I called Bob Miles Jr. and told him it wasn't Jesus, it was Maxwell House. He ran the correction that very week. The lines dwindled. Dale Hinshaw dismissed the guards, though he still swore he'd been cured of a head cold. Things got back to normal.

The Monday before Easter, I woke up early and went and sat in the fifth row and looked up at the quilt. A small part of me wished it had been Him. I found a certain joy in watching people step carefully into the meetinghouse, their hands clasped, seeking out the divine. Witnessing such raw hope, such sure belief, was a quiet thrill.

But in my more thoughtful moments, I'm glad it wasn't Jesus.
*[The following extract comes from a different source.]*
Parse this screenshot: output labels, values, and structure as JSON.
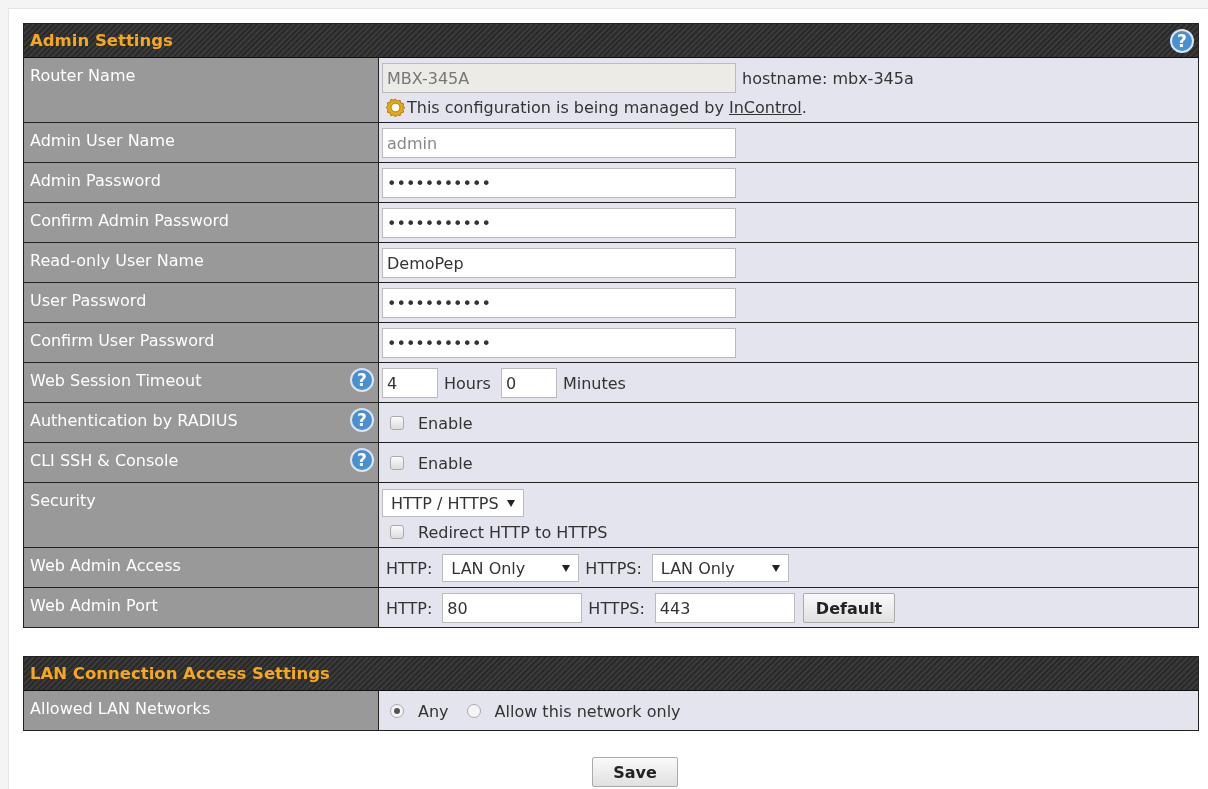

It troubled me that folks would drive three hundred miles to see Christ in a quilt, but wouldn't walk next door to see Him in their neighbor.

I don't think we ought to look for Christ in a quilt. I think we ought to look for Christ in the poor, in the common, in the lady who rings up our groceries, in the man who mops the grocery floor, in the kid who delivers our pizza.

I talked about it in my Easter message. I told how we always look for Christ amid magnificence. But that Christ has a history of showing up amid the unlovely. Born in a dirty stall. Crowned with thorns. Died gasping on a shameful cross atop a jagged rise.

We don't need to be beautiful for Christ to take us in. He is equally at home when we're broken-down and dirty. It's like George Herbert wrote:

And here in dust and dirt, O here,
The lilies of God's love appear.
We think magnificence is in short supply, that dust and dirt choke out the lilies. But that's not true and never was. Lilies may root in dirt, but they reach for heaven-and in the reaching, reveal their magnificence.